Quant à votre plainte, nous vous encourageons à aller de l’avant. Tant que vous rechercher la justice, tenez bon. Ne vous laissez pas divertir par ceux qui pensent et décrètent que le discours sensé en Mauritanie est celui qui ne dénonce pas l’arbitraire, l’injustice et le racisme, c’est-à-dire un discours conciliant avec l’ordre établi.

Nous serons avec vous à l’instant du jugement, le moment où il faudra dire la vérité sur le génocide.


AVOMM : Professeur, vous connaissez les FLAM. Que vous inspire ce mouvement et son refus de rentrer au pays même si le CMJD ne veut pas les entendre non plus ?

Cissé Amadou Cheikhou : Une chose est sûre : ce mouvement a été le premier de tous les mouvements politiques mauritaniens à mettre à nu, et à la face du monde entier, les contradictions nationales que nous vivons au quotidien. Le ‘Manifeste du négro-mauritanien opprimé’, dans sa version initiale, c’est-à-dire celle véritablement rédigée et distribuée par les FLAM en 1986 était un chef d’œuvre.

Ce que le pouvoir du dictateur en fait est un autre problème. En tout cas, il n’a pas été exploité correctement.
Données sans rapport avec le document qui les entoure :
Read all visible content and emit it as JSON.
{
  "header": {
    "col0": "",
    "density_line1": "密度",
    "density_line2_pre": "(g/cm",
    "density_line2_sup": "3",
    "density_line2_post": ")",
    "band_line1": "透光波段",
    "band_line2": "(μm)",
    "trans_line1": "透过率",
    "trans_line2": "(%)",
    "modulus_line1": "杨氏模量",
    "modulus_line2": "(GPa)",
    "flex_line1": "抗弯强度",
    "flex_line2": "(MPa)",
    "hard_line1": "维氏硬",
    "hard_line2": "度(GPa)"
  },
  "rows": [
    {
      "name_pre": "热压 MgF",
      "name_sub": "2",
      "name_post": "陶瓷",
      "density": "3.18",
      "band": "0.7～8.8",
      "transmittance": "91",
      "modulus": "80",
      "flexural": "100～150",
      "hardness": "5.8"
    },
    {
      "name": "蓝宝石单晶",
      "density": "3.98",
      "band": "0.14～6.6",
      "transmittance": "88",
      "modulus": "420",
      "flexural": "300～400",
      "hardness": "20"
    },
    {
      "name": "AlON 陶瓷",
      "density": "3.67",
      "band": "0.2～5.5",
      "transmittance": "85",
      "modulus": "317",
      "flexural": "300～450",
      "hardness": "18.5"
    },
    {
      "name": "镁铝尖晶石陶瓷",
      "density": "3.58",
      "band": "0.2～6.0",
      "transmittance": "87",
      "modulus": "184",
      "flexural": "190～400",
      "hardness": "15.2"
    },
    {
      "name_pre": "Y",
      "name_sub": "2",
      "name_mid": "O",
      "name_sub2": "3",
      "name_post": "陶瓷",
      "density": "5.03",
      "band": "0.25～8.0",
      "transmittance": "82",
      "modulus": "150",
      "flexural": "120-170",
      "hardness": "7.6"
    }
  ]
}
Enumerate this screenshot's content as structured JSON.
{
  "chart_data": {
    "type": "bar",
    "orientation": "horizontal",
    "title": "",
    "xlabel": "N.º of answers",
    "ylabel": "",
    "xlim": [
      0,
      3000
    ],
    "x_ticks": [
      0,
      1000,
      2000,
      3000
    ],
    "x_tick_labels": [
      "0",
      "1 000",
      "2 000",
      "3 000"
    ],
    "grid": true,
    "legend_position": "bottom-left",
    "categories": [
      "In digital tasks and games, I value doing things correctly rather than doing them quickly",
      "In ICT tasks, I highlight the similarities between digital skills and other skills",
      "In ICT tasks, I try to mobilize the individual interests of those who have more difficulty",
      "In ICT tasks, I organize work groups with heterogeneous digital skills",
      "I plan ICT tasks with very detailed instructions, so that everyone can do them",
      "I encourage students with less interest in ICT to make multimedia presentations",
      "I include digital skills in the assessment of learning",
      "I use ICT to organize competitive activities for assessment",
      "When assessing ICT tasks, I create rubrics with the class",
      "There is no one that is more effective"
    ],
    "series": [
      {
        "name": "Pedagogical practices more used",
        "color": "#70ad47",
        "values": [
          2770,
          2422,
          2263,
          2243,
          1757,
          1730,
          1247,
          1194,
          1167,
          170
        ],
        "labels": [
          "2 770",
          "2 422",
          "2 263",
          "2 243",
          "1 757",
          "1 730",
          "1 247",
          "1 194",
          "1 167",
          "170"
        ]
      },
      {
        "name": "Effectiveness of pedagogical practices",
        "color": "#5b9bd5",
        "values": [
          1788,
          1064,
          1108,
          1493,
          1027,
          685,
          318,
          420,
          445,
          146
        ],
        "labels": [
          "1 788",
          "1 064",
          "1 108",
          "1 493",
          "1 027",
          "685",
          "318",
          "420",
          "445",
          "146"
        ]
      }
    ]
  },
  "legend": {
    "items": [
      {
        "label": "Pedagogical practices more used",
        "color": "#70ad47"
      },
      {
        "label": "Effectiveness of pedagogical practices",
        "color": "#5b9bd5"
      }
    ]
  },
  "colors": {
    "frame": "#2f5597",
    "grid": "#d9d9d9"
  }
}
D’où les dérives auxquelles on a assisté.

Pour le reste, je vous invite à vous approcher des responsables autorisées des FLAM pour les explications que vous cherchez.


AVOMM : La Mauritanie exporte du pétrole, avant elle exportait du poisson, du fer…. Et pourtant la pauvreté est plus que criante et gagne du terrain chez nous pourquoi ?

Cissé Amadou Cheikhou : La Mauritanie est un scandale géologique. Tous les minerais principaux se trouvent dans son sous-sol. Malheureusement, des politiques erronées ont été conduites depuis l’indépendance jusqu’à nos jours et qui consistent à privilégier les intérêts personnels plutôt que l’intérêt du pays.

L’exemple le plus criant aura été le problème des avenants au contrat de partage que l’Etat a signé avec la compagnie australienne Woodside. A l’arrivée, les autorités de transition, qui élèvent la voix pour affirmer leur manque de légitimité lorsqu’il s’agit de la question des déportés, du passif humanitaire et de l’esclavage, les autorités de transition donc ont décrété une amnistie pour les faits liés à ce dossier.

De tout temps ceux qui détournent les deniers publics sont récompensés. Il est alors normal que le pays se retrouve dans la voie structurelle de la paupérisation. La Mauritanie se félicite d’appartenir à l’Initiative des Pays Pauvres Très endettés (PPTE). Quelle honte?


Pouvons-nous nous réjouir de cette situation ? Bien sûr que non. Dans ces conditions, exporter aujourd’hui le pétrole, comme hier le poisson et le fer reviendra au même. Le quotidien du Mauritanien sera toujours précaire.

Tant que l’impunité est érigé en système de gouvernement, les voleurs sont protégés par l’Etat, et la justice inféodée au pouvoir exécutif, les choses resteront en l’état.

Nous ne nous lasserons pas d’exiger des audits financiers et comptables pour mettre la lumière sur les biens de l’Etat. La justice doit être interpellée pour entendre ceux qui ont pillé le pays et détourné les deniers publics. Le crime économique est un crime contre l’humanité et qui doit trouver son terme devant les tribunaux.

La pari de la démocratie réside également dans une répartition équitable des richesses nationales entre tous les citoyens de la République. Ce qui a fait défaut jusqu’à ce jour.


AVOMM : Mr Cissé Amadou Cheikhou dit Mody, merci d’avoir répondu à nos questions.

Cissé Amadou Cheikhou : C’est moi qui vous remercie.

Propos recueillis par Mohamed Dogui et Adama SARR.